Un chapitre de Sexus politicus est intitulé : « Chirac ne pense qu'à ça ! ». Mais c'est un autre chapitre, « la liaison dangereuse de Chirac », qui retient l'attention. En 1974, Jacques Chirac entre à Matignon. Dans le même temps, il entame une liaison avec une journaliste du Figaro. Le Premier ministre tombe amoureux. Il songe à quitter sa femme. La France d'alors n'élira jamais un président divorcé, estiment ses conseillers, qui rêvent de le porter à l'Elysée. A l'été 1976, Chirac téléphone à sa maîtresse : « C'est fini, j'ai l'interdiction de te revoir. » La journaliste tentera de se suicider.

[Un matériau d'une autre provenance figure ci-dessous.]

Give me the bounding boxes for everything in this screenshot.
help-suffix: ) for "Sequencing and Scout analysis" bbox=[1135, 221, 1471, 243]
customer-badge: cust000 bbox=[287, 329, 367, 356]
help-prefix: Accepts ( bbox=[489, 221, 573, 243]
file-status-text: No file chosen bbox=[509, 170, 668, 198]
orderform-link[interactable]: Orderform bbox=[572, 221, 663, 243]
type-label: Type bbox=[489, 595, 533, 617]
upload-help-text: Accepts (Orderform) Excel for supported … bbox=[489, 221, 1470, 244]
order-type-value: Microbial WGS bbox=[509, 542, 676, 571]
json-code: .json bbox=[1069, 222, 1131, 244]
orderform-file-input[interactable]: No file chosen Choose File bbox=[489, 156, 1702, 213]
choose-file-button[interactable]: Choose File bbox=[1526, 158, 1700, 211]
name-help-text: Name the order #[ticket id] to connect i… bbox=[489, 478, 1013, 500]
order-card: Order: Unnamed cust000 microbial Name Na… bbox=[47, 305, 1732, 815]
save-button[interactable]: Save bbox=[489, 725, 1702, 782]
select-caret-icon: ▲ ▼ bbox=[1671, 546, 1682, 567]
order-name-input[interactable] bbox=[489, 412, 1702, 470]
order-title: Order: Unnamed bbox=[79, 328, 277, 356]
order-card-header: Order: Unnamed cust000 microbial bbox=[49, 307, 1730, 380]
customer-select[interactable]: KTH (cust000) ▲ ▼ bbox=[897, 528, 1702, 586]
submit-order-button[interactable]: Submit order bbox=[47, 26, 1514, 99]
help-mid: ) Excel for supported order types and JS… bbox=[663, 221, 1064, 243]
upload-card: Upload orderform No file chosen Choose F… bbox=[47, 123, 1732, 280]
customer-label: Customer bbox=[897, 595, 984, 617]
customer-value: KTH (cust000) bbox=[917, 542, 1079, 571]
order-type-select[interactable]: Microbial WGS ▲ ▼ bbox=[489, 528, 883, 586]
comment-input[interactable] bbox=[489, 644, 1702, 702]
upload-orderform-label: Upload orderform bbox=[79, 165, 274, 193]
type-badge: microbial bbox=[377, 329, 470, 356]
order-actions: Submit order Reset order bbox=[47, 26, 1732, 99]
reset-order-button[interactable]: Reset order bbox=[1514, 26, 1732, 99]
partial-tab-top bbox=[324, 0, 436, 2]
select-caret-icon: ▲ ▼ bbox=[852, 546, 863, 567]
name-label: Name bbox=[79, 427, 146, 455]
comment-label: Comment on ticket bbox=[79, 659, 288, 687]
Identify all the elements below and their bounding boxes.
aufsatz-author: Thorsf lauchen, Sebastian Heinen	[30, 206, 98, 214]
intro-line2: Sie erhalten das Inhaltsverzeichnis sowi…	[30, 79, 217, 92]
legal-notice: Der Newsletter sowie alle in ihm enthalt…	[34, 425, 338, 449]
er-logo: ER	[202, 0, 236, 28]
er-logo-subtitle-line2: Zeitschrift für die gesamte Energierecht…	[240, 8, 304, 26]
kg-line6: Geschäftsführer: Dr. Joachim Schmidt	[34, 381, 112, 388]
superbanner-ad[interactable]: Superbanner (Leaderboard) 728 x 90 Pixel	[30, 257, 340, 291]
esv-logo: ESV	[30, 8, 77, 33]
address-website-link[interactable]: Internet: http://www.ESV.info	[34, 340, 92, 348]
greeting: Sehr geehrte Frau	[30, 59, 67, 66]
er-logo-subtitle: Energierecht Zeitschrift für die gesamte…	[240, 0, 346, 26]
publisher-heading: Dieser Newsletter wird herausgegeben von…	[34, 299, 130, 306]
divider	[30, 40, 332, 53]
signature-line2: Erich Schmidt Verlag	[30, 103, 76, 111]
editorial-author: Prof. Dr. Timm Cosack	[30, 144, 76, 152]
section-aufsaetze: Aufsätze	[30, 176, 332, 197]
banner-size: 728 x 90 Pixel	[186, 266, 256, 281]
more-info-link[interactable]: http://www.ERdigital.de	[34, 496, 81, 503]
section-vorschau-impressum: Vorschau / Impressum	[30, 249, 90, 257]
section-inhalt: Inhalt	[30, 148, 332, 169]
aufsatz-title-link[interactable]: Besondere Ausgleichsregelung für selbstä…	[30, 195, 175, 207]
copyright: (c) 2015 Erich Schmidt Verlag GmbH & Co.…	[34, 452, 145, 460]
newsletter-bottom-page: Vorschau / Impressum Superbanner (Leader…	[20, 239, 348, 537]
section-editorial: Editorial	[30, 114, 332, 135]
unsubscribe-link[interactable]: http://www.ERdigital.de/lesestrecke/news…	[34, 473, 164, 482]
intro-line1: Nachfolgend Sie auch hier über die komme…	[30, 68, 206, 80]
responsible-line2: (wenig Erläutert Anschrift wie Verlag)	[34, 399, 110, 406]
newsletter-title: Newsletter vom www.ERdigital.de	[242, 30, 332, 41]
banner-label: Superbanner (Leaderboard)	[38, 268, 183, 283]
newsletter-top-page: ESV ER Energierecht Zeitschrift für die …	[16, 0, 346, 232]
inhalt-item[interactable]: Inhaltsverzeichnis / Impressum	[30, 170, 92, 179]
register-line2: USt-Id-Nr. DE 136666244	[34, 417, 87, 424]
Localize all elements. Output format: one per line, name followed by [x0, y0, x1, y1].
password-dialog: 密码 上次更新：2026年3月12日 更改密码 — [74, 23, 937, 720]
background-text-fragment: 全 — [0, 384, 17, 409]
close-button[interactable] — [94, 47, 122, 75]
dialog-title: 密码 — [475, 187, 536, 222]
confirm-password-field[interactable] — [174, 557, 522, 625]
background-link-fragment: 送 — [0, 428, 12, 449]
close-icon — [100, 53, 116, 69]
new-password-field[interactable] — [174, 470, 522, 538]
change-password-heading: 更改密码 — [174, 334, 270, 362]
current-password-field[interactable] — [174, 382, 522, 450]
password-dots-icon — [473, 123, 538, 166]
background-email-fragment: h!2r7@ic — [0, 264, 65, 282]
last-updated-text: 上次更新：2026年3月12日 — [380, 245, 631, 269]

Drôle de redressement fiscal

Le pouvoir est un formidable aphrodisiaque, selon les élus. Michel Charasse, ministre du budget entre 1988 et 1992, explique aux auteurs qu'il a fait face aux avances de la chanteuse Lio. Sauf qu'elle présente une version opposée. Elle raconte avoir obtenu un rendez-vous avec le ministre pour négocier son redressement fiscal de 3,7 millions de francs. Michel Charasse aurait tenu à lui montrer ses appartements privés, puis sa chambre. Où il lui aurait proposé, en vain, de lui « apprendre le baiser japonais ». « Une passe à 3,7 millions ! », s'amuse Lio. Le ministre dément. Sylvia Bourdon, ancienne reine du porno, fait un récit similaire. Venue négocier une dette, elle aurait entendu de la bouche de Michel Charasse : « T'es un mec ou quoi ? J'te plais pas ? J'chuis trop moche pour toi ? » Lui nie.

Villepin, Sarkozy, DSK...

Le Premier ministre n'échappe pas à une mention. Son épouse, Marie-Laure de Villepin, aurait giflé en public une jeune pharmacienne, qu'elle soupçonnait d'être sa maîtresse. Nicolas Sarkozy ne sort pas non plus grandi du récit de sa séparation (provisoire) d'avec Cécilia. Le ministre, quitté à cause de ses infidélités supposées, a surtout subi les départs puis les retours d'une Cécilia hésitante. Ce qui n'est pas la version officielle. Plus croustillant est le chapitre consacré à Dominique Strauss-Kahn. En 2003, Le Nouvel Observateur écrit qu'« un ministre » a participé activement à une soirée dans une boîte échangiste à la mode. DSK, furieux car son nom est cité en ville, aurait eu une conversation musclée avec un des patrons de la rédaction.